International business machines corporation (20240095001). AUTOMATED MACHINE LEARNING MODEL DEPLOYMENT simplified abstract
Contents
- 1 AUTOMATED MACHINE LEARNING MODEL DEPLOYMENT
- 1.1 Organization Name
- 1.2 Inventor(s)
- 1.3 AUTOMATED MACHINE LEARNING MODEL DEPLOYMENT - A simplified explanation of the abstract
- 1.4 Simplified Explanation
- 1.5 Potential Applications
- 1.6 Problems Solved
- 1.7 Benefits
- 1.8 Potential Commercial Applications
- 1.9 Possible Prior Art
- 1.10 Original Abstract Submitted
AUTOMATED MACHINE LEARNING MODEL DEPLOYMENT
Organization Name
international business machines corporation
Inventor(s)
Dhavalkumar C. Patel of White Plains NY (US)
AUTOMATED MACHINE LEARNING MODEL DEPLOYMENT - A simplified explanation of the abstract
This abstract first appeared for US patent application 20240095001 titled 'AUTOMATED MACHINE LEARNING MODEL DEPLOYMENT
Simplified Explanation
The abstract of the patent application describes a method for identifying resource usage specifications and code module installation specifications for a machine learning model, installing the necessary code modules in a target execution environment, validating the updated environment for model execution, simulating the model execution, and deploying the model in the updated environment.
- Identification of resource usage specifications and code module installation specifications for a machine learning model
- Installation of required code modules in a target execution environment
- Validation of the updated environment for model execution
- Simulation of model execution in the updated environment
- Deployment of the model in the updated environment
Potential Applications
The technology described in this patent application could be applied in various industries where machine learning models are deployed and updated regularly, such as healthcare, finance, and e-commerce.
Problems Solved
This technology streamlines the process of updating and deploying machine learning models by automating the identification of resource and code module requirements, thus reducing the risk of errors and improving efficiency.
Benefits
The benefits of this technology include faster deployment of updated machine learning models, improved accuracy in identifying resource and code module requirements, and overall increased efficiency in the model deployment process.
Potential Commercial Applications
- Automated machine learning model deployment software for businesses
- Cloud computing services for machine learning model deployment
Possible Prior Art
One possible prior art could be the use of containerization technologies like Docker to streamline the deployment of machine learning models in different environments.
Unanswered Questions
How does this technology handle security concerns during the deployment process?
The patent abstract does not mention how security concerns are addressed during the deployment of machine learning models. This could be a crucial aspect to consider, especially in sensitive industries like healthcare and finance.
What measures are in place to ensure the compatibility of the code modules with the target execution environment?

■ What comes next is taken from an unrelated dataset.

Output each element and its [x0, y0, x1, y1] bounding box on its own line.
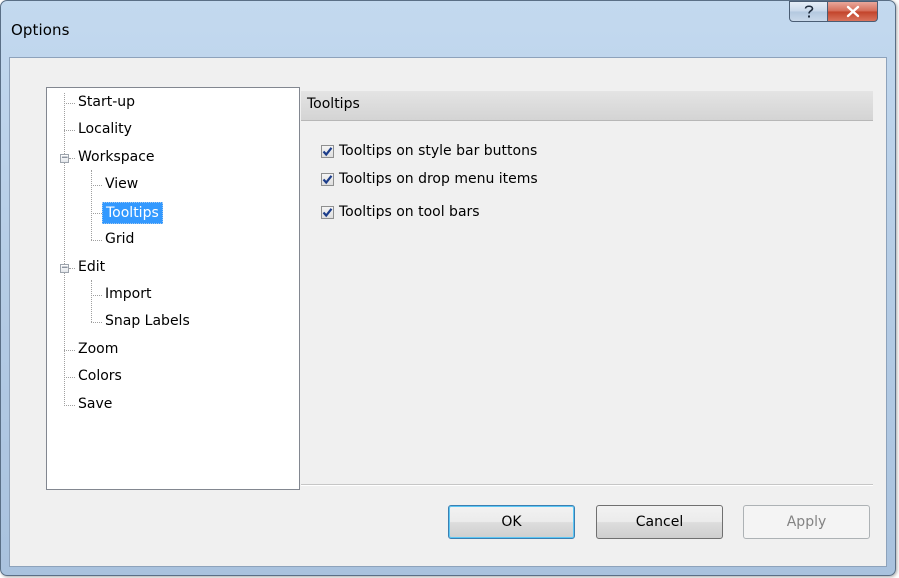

The abstract does not provide details on how the compatibility of the code modules with the target execution environment is ensured. It would be important to understand the mechanisms in place to prevent conflicts or errors during the installation process.
Original Abstract Submitted
using exported data of a machine learning model and a model training environment specification, a resource usage specification and a code module usage specification of the model are identified. a code module installation specification is determined from a code module requirements specification and a target execution environment specification. the code modules specified by the code module installation specification are caused to be installed in the target execution environment. using data of the updated target execution environment, the updated target execution environment is validated for execution of the model. execution of the model in the updated target execution environment is simulated. the model is deployed in the updated target execution environment responsive to the simulating being successful.